Atlantic salmon, called the greatest game fish in the world by sportsmen, spawn in the fresh water streams of Europe, from Portugal to northern Russia, and in the streams of the eastern seaboard of North America, from Maine up to northern Canada. They are found also in the streams of Greenland and Iceland.
Pacific salmon, of which there are several kinds, spawn in the streams of southern Alaska, British Columbia and the states of Washington and Oregon on the Pacific coast. There is also one kind which breeds in the streams of Russia’s east coast.

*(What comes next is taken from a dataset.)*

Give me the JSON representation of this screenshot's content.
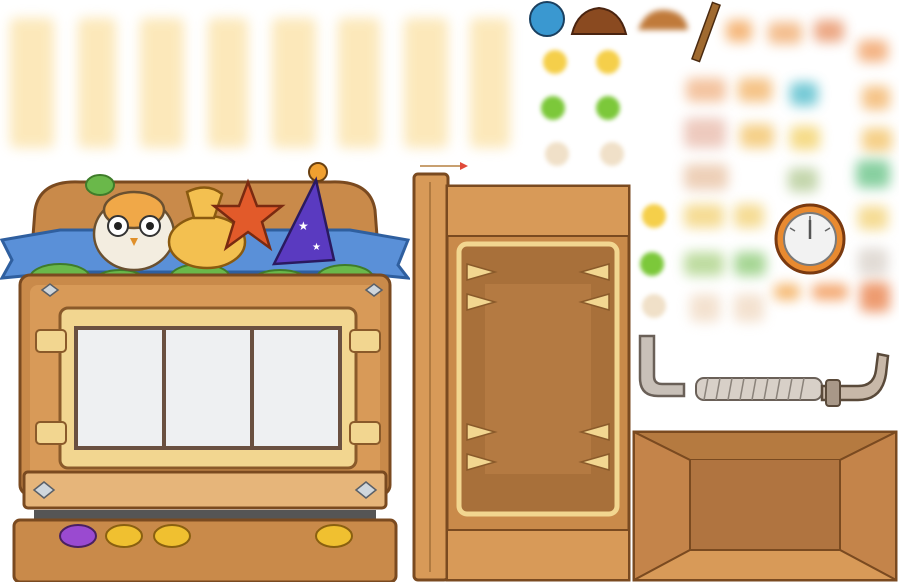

The females spawn their thousand of eggs and the males fertilize them. Once the Pacific female salmon have spawned they die. The eggs hatch in about 19 weeks. The tiny salmon called an alevin hides in the gravelly bed of the stream, leaving at first on a large yolk-sac under its body. When about a year old it is called a parr and looks like a young trout. Six months later when it has a more salmony look it is called a smolt. On reaching the sea it becomes a grilse until it reaches maturity.
The instinct of the salmon to head for the sea after a couple of years in freshwater is one of the great mysteries of nature. So too is its instinct, after ranging the Atlantic and Pacific Oceans and traveling up to 4,000 miles, to return to spawn in the stream where its own life began.